In 159 MP Corp. v, Redbridge Bedford, LLC, 2019 NY Slip Op 03526 (May 7, 2019) (“159 MP Corp.”), the New York Court of Appeals (New York’s highest court) ruled that a commercial tenant may, in its lease, waive its right to bring a declaratory judgment action with respect to the lease.
As such, because a Yellowstone injunction requires the existence of an underlying action seeking a declaratory judgment as to whether the tenant is in default under the lease, such a waiver precludes the tenant from obtaining a Yellowstone injunction.

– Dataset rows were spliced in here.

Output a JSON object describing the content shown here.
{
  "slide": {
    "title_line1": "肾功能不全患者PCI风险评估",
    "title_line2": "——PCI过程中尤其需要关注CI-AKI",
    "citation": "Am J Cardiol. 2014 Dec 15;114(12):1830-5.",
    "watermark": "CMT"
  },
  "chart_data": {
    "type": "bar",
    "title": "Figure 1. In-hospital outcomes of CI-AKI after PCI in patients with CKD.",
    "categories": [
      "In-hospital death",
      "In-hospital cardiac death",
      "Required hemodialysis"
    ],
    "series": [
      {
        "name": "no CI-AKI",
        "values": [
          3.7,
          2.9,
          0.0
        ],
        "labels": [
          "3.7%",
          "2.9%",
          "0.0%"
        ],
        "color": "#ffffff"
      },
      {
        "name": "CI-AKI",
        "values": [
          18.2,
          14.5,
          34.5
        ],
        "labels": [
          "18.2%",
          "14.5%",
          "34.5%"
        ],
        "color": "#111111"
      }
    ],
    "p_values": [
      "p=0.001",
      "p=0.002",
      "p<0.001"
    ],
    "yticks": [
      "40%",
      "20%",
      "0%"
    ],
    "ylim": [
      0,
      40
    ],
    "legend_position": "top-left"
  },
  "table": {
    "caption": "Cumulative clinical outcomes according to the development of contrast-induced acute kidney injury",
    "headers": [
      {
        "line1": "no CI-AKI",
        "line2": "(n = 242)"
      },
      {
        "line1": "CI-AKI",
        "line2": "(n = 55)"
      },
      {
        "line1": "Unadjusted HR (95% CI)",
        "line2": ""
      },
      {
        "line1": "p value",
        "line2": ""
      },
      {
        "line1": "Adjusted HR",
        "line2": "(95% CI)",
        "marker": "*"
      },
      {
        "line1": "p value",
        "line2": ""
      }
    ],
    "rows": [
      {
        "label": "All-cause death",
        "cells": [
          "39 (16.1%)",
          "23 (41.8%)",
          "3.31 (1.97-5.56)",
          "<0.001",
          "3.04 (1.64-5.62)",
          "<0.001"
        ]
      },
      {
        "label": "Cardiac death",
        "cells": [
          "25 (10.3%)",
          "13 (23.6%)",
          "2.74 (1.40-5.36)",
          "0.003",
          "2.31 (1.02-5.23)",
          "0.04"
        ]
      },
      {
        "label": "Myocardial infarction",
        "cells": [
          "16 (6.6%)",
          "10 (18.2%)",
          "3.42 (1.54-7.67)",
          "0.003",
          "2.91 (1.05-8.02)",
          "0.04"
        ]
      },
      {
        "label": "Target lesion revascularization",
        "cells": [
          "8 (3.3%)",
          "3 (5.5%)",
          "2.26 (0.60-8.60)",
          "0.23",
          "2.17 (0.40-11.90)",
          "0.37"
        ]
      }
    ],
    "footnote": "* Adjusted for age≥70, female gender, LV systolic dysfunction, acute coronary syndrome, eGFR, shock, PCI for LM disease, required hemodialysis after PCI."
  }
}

The facts in 159 MP Corp. are as follows: The plaintiffs were the tenants under two, 20-year commercial leases demising to plaintiffs 13,000 square feet in a building located in Brooklyn to operate a Foodtown supermarket. Most importantly, each lease contained a rider, which included a provision stating as follows:
“Tenant waives its right to bring a declaratory judgment action with respect to any provision of this Lease or with respect to any notice sent pursuant to the provisions of this Lease… [I]t is the intention of the parties hereto that their disputes be adjudicated via summary proceedings.”
The landlord sent notices to cure to the tenants alleging various defaults under the leases and providing the tenants with 15 days to cure in order to avoid lease termination. The tenants commenced a declaratory judgment action in Supreme Court and moved for a Yellowstone injunction to toll the time to cure.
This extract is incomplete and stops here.